Biology Department, Adelphi University, Garden City, NY 11530, USA.
Ecology and Evolutionary Biology, University of California Santa Cruz, Santa Cruz, CA 95060, USA.
Integr Comp Biol. 2020 Jul 1;60(1):180-189. doi: 10.1093/icb/icaa016.

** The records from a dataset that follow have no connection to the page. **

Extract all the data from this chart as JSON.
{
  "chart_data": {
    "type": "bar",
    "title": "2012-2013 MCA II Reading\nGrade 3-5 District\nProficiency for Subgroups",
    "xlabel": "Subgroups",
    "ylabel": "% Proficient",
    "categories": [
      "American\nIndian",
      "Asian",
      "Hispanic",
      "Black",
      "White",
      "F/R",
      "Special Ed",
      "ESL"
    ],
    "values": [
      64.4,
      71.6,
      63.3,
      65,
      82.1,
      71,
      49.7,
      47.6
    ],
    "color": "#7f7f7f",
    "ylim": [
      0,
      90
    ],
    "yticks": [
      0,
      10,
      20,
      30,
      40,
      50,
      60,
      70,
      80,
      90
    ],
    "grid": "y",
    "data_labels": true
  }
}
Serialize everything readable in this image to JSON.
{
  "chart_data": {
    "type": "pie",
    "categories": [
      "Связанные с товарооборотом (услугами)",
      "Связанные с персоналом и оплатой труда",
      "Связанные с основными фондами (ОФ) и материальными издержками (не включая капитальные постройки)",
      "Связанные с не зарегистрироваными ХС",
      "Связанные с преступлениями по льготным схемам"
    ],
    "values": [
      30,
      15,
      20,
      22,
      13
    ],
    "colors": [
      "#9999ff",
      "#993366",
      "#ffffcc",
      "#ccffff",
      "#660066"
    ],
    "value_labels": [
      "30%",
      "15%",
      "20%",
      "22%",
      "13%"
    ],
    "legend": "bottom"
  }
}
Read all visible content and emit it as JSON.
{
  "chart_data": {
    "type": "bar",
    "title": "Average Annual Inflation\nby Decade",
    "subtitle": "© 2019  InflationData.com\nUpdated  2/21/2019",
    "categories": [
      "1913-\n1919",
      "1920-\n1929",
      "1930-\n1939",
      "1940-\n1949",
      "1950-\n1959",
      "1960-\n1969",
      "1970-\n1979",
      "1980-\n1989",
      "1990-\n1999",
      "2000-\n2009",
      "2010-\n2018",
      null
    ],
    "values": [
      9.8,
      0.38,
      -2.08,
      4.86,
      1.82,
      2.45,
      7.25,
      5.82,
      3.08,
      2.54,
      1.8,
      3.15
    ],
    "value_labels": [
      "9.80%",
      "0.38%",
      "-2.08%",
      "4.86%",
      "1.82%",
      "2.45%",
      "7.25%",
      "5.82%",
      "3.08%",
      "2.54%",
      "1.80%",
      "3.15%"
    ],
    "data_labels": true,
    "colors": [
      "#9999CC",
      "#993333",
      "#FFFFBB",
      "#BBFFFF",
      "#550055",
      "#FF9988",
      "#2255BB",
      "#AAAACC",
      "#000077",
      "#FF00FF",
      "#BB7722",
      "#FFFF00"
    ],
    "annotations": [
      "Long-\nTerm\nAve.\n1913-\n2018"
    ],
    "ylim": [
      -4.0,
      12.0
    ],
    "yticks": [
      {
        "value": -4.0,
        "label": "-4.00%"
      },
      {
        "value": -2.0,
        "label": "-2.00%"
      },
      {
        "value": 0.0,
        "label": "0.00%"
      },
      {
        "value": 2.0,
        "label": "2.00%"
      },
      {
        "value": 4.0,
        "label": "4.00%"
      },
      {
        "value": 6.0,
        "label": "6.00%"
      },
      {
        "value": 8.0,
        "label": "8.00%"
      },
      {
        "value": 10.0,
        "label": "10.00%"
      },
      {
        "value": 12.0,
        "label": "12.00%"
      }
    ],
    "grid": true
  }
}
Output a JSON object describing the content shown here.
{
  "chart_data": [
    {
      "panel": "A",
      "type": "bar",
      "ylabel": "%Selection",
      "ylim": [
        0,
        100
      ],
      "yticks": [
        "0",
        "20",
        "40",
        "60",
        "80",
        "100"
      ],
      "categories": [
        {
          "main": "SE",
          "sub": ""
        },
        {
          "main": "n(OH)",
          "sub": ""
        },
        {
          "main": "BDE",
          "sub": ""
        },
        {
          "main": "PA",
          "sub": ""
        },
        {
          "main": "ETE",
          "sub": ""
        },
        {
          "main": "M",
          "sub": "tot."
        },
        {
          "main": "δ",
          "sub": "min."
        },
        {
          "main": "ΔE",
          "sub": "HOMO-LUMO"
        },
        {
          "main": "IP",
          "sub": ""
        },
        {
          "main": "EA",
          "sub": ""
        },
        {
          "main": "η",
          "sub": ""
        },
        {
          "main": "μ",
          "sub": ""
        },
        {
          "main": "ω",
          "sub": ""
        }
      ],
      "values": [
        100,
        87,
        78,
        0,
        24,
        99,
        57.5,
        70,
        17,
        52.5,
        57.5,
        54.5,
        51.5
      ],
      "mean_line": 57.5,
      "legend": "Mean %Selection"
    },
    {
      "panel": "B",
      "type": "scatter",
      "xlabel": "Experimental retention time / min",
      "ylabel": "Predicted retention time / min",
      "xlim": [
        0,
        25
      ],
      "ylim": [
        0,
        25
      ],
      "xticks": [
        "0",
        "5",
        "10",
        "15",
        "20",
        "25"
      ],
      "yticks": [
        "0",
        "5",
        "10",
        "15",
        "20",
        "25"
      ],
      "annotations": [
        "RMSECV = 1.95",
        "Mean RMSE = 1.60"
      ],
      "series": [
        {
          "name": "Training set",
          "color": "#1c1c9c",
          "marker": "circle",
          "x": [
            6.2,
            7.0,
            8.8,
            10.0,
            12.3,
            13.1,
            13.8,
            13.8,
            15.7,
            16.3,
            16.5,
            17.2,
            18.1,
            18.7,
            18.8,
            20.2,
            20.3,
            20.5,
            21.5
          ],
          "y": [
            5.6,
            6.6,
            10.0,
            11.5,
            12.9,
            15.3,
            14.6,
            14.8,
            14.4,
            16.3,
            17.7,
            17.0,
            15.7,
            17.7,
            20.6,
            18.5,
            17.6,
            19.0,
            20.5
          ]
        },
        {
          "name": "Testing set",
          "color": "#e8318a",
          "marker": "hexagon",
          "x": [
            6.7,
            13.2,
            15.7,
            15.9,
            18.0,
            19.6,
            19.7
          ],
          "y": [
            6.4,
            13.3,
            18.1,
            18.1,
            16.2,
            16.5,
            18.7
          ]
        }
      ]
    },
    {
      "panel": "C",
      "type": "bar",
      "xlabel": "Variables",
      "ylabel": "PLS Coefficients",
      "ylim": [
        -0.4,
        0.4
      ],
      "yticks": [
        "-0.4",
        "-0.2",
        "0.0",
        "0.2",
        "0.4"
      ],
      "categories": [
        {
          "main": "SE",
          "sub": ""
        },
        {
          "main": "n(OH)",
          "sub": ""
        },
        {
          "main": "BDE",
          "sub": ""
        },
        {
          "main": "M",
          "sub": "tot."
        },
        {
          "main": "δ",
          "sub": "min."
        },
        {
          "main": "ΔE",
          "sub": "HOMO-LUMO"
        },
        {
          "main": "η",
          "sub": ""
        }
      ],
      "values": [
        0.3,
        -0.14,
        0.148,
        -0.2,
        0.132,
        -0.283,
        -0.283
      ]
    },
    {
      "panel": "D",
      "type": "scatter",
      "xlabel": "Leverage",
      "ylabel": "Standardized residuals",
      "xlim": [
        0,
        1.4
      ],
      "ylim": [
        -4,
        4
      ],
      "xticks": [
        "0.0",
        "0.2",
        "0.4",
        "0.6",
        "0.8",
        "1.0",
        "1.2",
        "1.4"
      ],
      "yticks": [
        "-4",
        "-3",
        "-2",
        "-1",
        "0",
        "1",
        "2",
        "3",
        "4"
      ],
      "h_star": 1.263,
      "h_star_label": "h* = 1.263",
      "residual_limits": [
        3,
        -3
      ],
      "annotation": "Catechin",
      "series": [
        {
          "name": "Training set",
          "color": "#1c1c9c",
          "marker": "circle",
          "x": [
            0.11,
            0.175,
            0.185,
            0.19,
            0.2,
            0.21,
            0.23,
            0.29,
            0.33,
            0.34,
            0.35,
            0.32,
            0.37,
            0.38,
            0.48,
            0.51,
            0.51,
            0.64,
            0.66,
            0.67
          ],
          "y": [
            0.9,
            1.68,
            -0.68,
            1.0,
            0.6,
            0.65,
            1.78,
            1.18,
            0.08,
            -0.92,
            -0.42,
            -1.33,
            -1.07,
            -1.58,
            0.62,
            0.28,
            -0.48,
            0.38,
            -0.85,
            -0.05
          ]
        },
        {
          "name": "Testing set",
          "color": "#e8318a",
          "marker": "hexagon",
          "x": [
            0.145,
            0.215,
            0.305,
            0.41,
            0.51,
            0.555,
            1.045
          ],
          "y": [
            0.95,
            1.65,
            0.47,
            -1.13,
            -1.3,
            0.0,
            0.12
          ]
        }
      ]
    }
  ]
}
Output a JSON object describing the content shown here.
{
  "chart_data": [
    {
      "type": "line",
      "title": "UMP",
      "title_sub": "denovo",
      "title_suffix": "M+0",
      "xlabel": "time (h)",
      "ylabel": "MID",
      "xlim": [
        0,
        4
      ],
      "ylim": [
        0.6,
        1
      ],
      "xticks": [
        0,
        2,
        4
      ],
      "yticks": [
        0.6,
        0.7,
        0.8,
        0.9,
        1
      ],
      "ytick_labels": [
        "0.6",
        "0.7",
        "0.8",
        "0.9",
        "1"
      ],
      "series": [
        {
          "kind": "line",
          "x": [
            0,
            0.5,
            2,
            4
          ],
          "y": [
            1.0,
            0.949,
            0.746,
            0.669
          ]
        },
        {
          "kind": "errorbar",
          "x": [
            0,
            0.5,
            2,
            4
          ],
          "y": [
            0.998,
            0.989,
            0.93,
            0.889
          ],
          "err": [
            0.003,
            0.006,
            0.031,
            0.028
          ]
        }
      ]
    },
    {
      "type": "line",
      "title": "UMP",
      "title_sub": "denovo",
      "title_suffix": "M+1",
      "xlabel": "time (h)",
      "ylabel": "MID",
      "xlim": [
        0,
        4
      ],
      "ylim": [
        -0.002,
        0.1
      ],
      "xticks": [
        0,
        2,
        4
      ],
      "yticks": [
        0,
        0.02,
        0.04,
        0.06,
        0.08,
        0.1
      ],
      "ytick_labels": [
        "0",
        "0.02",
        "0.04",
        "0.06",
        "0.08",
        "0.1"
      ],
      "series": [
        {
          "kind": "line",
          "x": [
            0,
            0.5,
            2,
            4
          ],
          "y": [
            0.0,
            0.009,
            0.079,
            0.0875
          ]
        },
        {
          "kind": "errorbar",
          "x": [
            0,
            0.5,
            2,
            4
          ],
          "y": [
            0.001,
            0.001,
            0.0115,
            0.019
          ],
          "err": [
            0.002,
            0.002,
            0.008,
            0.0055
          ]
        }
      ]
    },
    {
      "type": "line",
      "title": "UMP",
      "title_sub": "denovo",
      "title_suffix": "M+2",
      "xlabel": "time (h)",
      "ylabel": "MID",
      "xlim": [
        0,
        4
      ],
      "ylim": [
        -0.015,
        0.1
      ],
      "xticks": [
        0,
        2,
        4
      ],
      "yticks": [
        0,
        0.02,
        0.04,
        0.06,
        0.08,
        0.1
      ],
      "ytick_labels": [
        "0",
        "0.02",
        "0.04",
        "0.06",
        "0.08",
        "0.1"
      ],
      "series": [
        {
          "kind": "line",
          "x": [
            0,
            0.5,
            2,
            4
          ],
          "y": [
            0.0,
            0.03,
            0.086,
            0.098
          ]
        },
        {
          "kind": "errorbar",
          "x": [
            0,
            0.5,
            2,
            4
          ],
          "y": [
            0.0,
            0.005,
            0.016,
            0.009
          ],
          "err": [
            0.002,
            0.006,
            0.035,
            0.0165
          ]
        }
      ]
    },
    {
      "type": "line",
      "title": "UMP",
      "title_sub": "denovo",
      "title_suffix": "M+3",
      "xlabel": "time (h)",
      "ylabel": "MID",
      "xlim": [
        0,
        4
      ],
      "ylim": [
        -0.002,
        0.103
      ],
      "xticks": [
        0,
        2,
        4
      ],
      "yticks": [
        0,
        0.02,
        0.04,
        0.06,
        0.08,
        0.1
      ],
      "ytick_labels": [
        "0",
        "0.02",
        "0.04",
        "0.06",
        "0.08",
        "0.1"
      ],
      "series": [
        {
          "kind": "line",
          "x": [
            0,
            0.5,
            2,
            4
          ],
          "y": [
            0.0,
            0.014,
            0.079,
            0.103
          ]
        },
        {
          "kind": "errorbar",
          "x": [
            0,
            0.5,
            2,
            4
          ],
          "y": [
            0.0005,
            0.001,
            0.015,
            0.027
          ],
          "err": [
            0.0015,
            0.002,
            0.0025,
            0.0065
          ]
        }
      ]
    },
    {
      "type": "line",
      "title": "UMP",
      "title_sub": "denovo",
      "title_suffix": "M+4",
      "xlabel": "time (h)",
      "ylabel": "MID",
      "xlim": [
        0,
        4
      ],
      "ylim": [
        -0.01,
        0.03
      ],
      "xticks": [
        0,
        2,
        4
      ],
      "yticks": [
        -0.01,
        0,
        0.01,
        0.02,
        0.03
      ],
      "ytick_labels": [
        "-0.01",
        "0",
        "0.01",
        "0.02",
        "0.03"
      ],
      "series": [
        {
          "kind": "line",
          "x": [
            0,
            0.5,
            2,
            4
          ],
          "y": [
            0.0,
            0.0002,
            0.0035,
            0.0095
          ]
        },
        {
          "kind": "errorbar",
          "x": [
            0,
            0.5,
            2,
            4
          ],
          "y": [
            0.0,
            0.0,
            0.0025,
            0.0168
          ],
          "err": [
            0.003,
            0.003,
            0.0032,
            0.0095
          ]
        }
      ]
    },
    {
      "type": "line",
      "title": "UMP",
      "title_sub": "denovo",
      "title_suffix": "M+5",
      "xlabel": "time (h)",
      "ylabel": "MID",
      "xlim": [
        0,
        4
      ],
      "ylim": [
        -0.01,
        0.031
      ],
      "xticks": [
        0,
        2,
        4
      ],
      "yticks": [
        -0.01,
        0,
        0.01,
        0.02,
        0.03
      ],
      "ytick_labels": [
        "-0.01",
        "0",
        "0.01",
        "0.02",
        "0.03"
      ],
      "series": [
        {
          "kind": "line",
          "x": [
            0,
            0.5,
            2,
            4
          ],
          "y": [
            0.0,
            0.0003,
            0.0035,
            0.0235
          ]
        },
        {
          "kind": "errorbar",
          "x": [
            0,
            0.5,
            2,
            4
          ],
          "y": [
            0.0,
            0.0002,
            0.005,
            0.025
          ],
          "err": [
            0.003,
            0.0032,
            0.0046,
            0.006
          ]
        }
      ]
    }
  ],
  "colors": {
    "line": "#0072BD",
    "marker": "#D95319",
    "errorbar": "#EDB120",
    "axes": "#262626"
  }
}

Fishes overcome a variety of challenges in order to invade the terrestrial environment. Terrestrial invasions by fish occur over a variety of environmental contexts. In order to advance their bodies on land, fishes capable of terrestrial excursions tend to use one of three different types of locomotor modes: axial-based, appendage-based, or axial-appendage-based. Elongate species with reduced appendages, such as the American eel, Anguilla rostrata, rely on axial based locomotion in water and on land. When eels move from water to land as part of their complex life cycle, they inevitably encounter a variety of substrates and must traverse variable degrees of incline. The aim of this study was to determine the effect of substrate and incline on the terrestrial locomotion of the American eel. In order to do this, eels were filmed from a dorsal view on three substrates and four inclines: sand, loose pebbles, and fixed (glued) pebbles at 0°, 5°, 10°, and 15°. We digitized 20 evenly spaced points along the body to examine the following characteristics of locomotion: velocity, distance ratio (DR), and wave parameters such as wave amplitude, frequency, and length and assessed whether substrate, incline, or body position affected these parameters. DR, our metric of movement efficiency, was highest on the flat sand condition and lowest on 15° pebble conditions. Efficiency also varied across the body. Velocity followed a similar pattern being highest on sand at 0° and lowest at the steepest inclines. Wave amplitude generally increased toward the tail but was similar across substrates and inclines. Wave frequency was relatively consistent across the body on both pebble substrates, but on sand, frequency was higher toward the head but decreased toward the tail. Wavelengths on sand were the longest at 0° near the head and shorter wavelengths were observed on steeper inclines. Both pebble substrates elicited lower wavelengths that were more similar across the body. Overall, A. rostrata were more effective in navigating compliant substrates but struggled at steeper inclines. Our findings provide insight into locomotor challenges that American eels may encounter as they move from and between bodies of water.
鱼类为了入侵陆地环境克服了各种各样的挑战。鱼类在各种环境背景下向陆地入侵。为了在陆地上推进身体,能够进行陆地探险的鱼类往往使用三种不同类型的运动模式之一:轴基、附肢基或轴-附肢基。像美洲鳗这样身体细长、附肢减少的物种,在水中和陆地上都依赖于轴基运动。当鳗鱼作为其复杂生命周期的一部分从水中移动到陆地时,它们不可避免地会遇到各种基质,并且必须穿越不同程度的坡度。本研究旨在确定基质和坡度对美洲鳗的陆地运动的影响。为此,我们从背侧拍摄了鳗鱼在三种基质和四种坡度(沙、松散卵石和固定(胶合)卵石,坡度分别为 0°、5°、10°和 15°)上的运动。我们沿着身体数字化了 20 个均匀间隔的点,以检查运动的以下特征:速度、距离比(DR)和波参数,如波幅、频率、长度,并评估基质、坡度或身体位置是否影响这些参数。DR 是我们衡量运动效率的指标,在平坦的沙质条件下最高,在 15°卵石条件下最低。效率也在身体上有所不同。速度在 0°沙质条件下最高,在最陡峭的坡度条件下最低,遵循类似的模式。波幅通常在尾部增加,但在基质和坡度上相似。在两种卵石基质上,波频在整个身体上相对一致,但在沙质基质上,波频在头部较高,但在尾部较低。在头部附近的 0°沙质条件下,波长最长,在较陡的坡度上观察到较短的波长。两种卵石基质都产生了更相似的较低波长。总的来说,A. rostrata 在适应基质上的导航更有效,但在较陡的坡度上挣扎。我们的发现为美洲鳗在从水体和水体之间移动时可能遇到的运动挑战提供了一些见解。